Клеманс покачала головой:
– Нет. Я бы и не вспомнила о них, если бы Патрис не прислал мне недавно пачку тех фото. Что сразу заставило меня задуматься. Так или иначе, мне не хотелось бы видеть обугленное тело отца. К нам тогда зачастил полицейский – по-видимому, инспектор, – который настойчиво задавал вопросы уже после того, как труп увезли, и упорно рылся на пепелище. У него явно имелись кое-какие подозрения, он чувствовал, что концы с концами не сходятся. Когда горничная матери шепнула ей, что по поместью и деревне поползли нехорошие слухи, Мадлен предложила мне покинуть поместье. Я умоляла ее поехать со мной, однако она наотрез отказалась. Тогда я в спешке покинула дом и уже в Марракеше встретила Этту.

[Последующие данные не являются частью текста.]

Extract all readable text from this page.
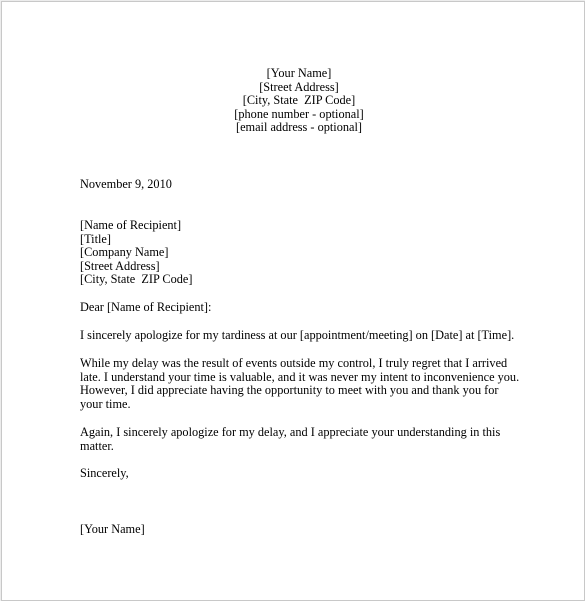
[Your Name]
[Street Address]
[City, State  ZIP Code]
[phone number - optional]
[email address - optional]
November 9, 2010
[Name of Recipient]
[Title]
[Company Name]
[Street Address]
[City, State  ZIP Code]
Dear [Name of Recipient]:
I sincerely apologize for my tardiness at our [appointment/meeting] on [Date] at [Time].
While my delay was the result of events outside my control, I truly regret that I arrived
late. I understand your time is valuable, and it was never my intent to inconvenience you.
However, I did appreciate having the opportunity to meet with you and thank you for
your time.
Again, I sincerely apologize for my delay, and I appreciate your understanding in this
matter.
Sincerely,
[Your Name]
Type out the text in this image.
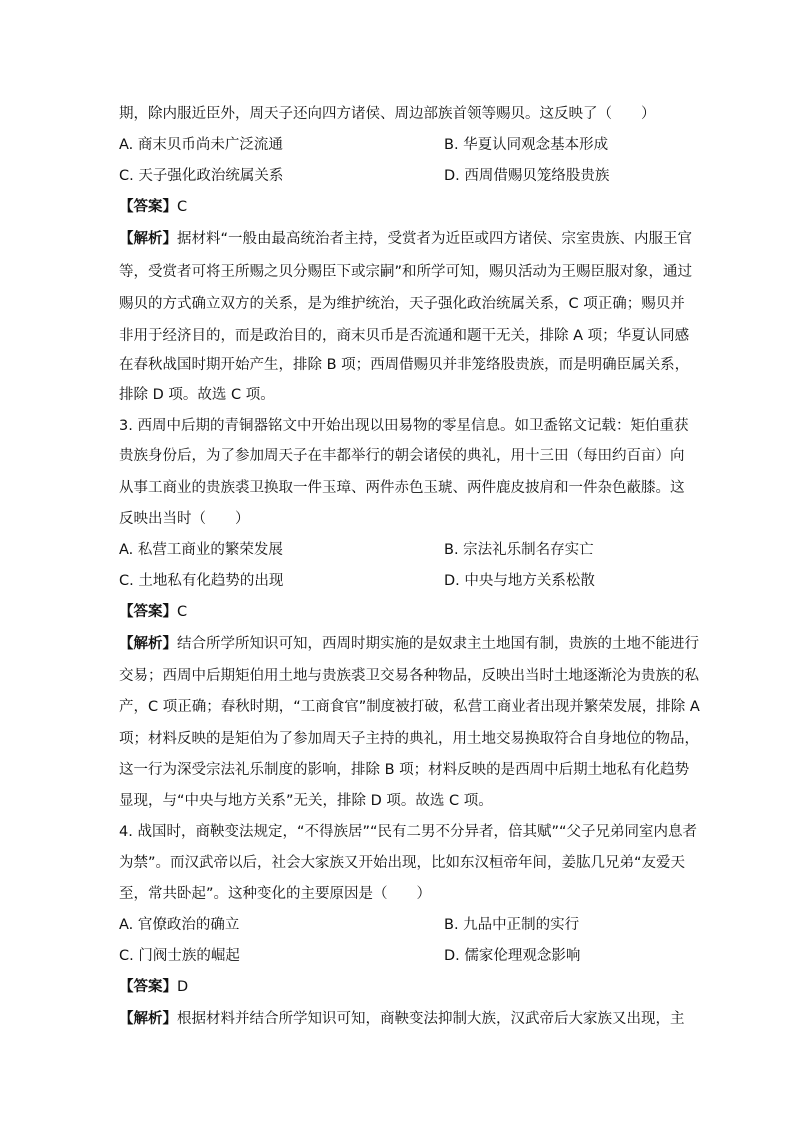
期，除内服近臣外，周天子还向四方诸侯、周边部族首领等赐贝。这反映了（　　）
A. 商末贝币尚未广泛流通	B. 华夏认同观念基本形成
C. 天子强化政治统属关系	D. 西周借赐贝笼络股贵族
【答案】C
【解析】据材料“一般由最高统治者主持，受赏者为近臣或四方诸侯、宗室贵族、内服王官
等，受赏者可将王所赐之贝分赐臣下或宗嗣”和所学可知，赐贝活动为王赐臣服对象，通过
赐贝的方式确立双方的关系，是为维护统治，天子强化政治统属关系，C 项正确；赐贝并
非用于经济目的，而是政治目的，商末贝币是否流通和题干无关，排除 A 项；华夏认同感
在春秋战国时期开始产生，排除 B 项；西周借赐贝并非笼络股贵族，而是明确臣属关系，
排除 D 项。故选 C 项。
3. 西周中后期的青铜器铭文中开始出现以田易物的零星信息。如卫盉铭文记载：矩伯重获
贵族身份后，为了参加周天子在丰都举行的朝会诸侯的典礼，用十三田（每田约百亩）向
从事工商业的贵族裘卫换取一件玉璋、两件赤色玉琥、两件鹿皮披肩和一件杂色蔽膝。这
反映出当时（　　）
A. 私营工商业的繁荣发展	B. 宗法礼乐制名存实亡
C. 土地私有化趋势的出现	D. 中央与地方关系松散
【答案】C
【解析】结合所学所知识可知，西周时期实施的是奴隶主土地国有制，贵族的土地不能进行
交易；西周中后期矩伯用土地与贵族裘卫交易各种物品，反映出当时土地逐渐沦为贵族的私
产，C 项正确；春秋时期，“工商食官”制度被打破，私营工商业者出现并繁荣发展，排除 A
项；材料反映的是矩伯为了参加周天子主持的典礼，用土地交易换取符合自身地位的物品，
这一行为深受宗法礼乐制度的影响，排除 B 项；材料反映的是西周中后期土地私有化趋势
显现，与“中央与地方关系”无关，排除 D 项。故选 C 项。
4. 战国时，商鞅变法规定，“不得族居”“民有二男不分异者，倍其赋”“父子兄弟同室内息者
为禁”。而汉武帝以后，社会大家族又开始出现，比如东汉桓帝年间，姜肱几兄弟“友爱天
至，常共卧起”。这种变化的主要原因是（　　）
A. 官僚政治的确立	B. 九品中正制的实行
C. 门阀士族的崛起	D. 儒家伦理观念影响
【答案】D
【解析】根据材料并结合所学知识可知，商鞅变法抑制大族，汉武帝后大家族又出现，主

– Вы с Мадлен повели себя очень смело.
– Это относится скорее, к Мадлен, нежели ко мне, – пожала плечами Клеманс. – Этта одолжила мне денег, а когда мы продали поместье, я вернула ей долг. И у меня еще осталось достаточно средств на покупку касбы. Не знаю, откуда у Мадлен нашлось столько сил, чтобы со всем справиться, но она стойко оборонялась, а у инспектора не хватило улик на предъявление обвинения, несмотря на все его подозрения. Я потом очень долго боялась, что всплывут новые улики, и постоянно ждала стука в дверь. Даже спустя много лет.
– Ох, Клем! Мне так жаль!
– Тело моего отца обгорело до неузнаваемости, хотя и не было полностью уничтожено. Но закопченные потолочные балки, к счастью, упали прямо ему на грудь, раздробив ее. Я тогда не понимала, что сломанные кости вокруг пулевого отверстия могли меня выдать… Меня спас пожар!
– Огонь уничтожил основные улики, да?
– Вот именно. Мы оставили возле тела пустые бутылки из-под виски, и моя мать убрала стакан со следами транквилизатора. Каким-то чудом ей удалось уговорить отца Патриса отказаться от аутопсии. В те времена все было по-другому. Сейчас мы наверняка так легко не отделались бы.
– А ты уверена, что твой выстрел оказался смертельным?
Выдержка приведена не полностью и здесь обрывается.